2. Solve the below non-homogeneous recurrence relation using the iteration method: \(a_n = a_{n-1}+2, n \geq 1, a_0=2\)

  • According to (LRvin, 2021, p.170), the plan is to find the first few terms of the sequence and then look for a pattern. The pattern will be used to guess a formula for the sequence. The guess will be verified by induction.

  • Let’s find the first few terms of the pattern:

\[ \begin{aligned} a_0 &= 2 \\ a_1 &= a_0 + 2 \\ a_2 &= a_1 + 2 = a_0 + 2 + 2 \\ a_3 &= a_2 + 2 = a_0 + 2 + 2 + 2 \\ a_4 &= a_3 + 2 = a_0 + 2 + 2 + 2 + 2 \\ a_5 &= a_4 + 2 = a_0 + 2 + 2 + 2 + 2 + 2 \\ ... \\ ... \\ a_n &= a_{n-1} + 2 = a_0 + 2 + 2 + 2 + 2 + 2 + ... + 2 \\ &= a_0 + 2n \\ &= 2 + 2n \end{aligned} \]
  • Let’s verify the solution by induction:
  • The Base case: \(n=0\): \(a_0 = 2 + 2(0) = 2\).
  • Assume that the formula is true for \(n=k\), that is \(a_k = 2 + 2k\), let’s prove that it is true for \(n=k+1\):
\[ \begin{aligned} a_{k+1} &= a_k + 2 \\ &= 2 + 2k + 2 \\ &= 2 + 2(k+1) \\ &= 2 + 2n \\ \end{aligned} \]

Question 3

3. Show that \(a_n =4^n\) is a solution of the recurrence relation obtained to produce the cars manufactured by a company in the nth month of the year \(a_n = 8a_{n-1}-16a_{n-2}\)
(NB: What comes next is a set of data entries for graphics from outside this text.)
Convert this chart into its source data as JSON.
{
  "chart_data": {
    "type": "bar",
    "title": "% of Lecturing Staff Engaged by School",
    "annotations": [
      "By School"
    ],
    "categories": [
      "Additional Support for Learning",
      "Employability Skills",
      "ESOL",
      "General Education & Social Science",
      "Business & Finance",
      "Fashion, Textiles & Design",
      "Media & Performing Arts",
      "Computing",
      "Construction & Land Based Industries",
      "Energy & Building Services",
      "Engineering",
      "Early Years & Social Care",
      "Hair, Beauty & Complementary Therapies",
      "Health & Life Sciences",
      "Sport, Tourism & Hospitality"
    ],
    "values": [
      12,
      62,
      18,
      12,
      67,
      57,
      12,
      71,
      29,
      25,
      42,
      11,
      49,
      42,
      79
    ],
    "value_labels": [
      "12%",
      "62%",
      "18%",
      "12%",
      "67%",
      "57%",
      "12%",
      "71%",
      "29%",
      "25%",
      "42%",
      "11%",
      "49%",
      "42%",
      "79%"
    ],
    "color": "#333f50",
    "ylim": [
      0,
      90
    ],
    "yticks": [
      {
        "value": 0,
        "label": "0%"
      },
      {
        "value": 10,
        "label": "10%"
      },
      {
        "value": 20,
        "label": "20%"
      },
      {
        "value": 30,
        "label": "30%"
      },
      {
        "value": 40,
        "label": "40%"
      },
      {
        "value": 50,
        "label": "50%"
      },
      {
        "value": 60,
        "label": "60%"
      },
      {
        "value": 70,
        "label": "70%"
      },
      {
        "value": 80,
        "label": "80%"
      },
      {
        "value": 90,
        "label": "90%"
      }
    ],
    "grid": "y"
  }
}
  • According to (Levin, 2021, p.360), the plan is to start from the left-hand side of the equation assuming that \(a_n = 4^n\) and then simplify the equation until we reach the right-hand side of the equation.
\[ \begin{aligned} 4^n &= 8a_{n-1}-16a_{n-2} \\ &= 8(4^{n-1})-16(4^{n-2}) \\ &= 4^{n-2}(8(4)-16) \\ &= 4^{n-2}(32-16) \\ &= 4^{n-2}(16) \\ &= 4^{n-2}(4^2) \\ &= 4^{n-2+2} \\ &= 4^n \end{aligned} \]
  • As we see, we actually reached the left-hand side of the equation, so we proved that \(a_n = 4^n\) is a solution of the recurrence relation.
  • The trick in the previous solution was to take the \(4^{n-2}\) out of the equation and then simplify the rest of the equation.

References

  • Doerr, A., & Levasseur, K. (2022). Applied discrete structures (3rd ed.). licensed under CC BY-NC-SA. https://discretemath.org/ads/chapter_7.html. Chapter 8: Recursion and Recurrence Relations.
  • Levin, O. (2021). Discrete mathematics: An open introduction (3rd ed.). licensed under CC 4.0. Chapter 2: Sequences.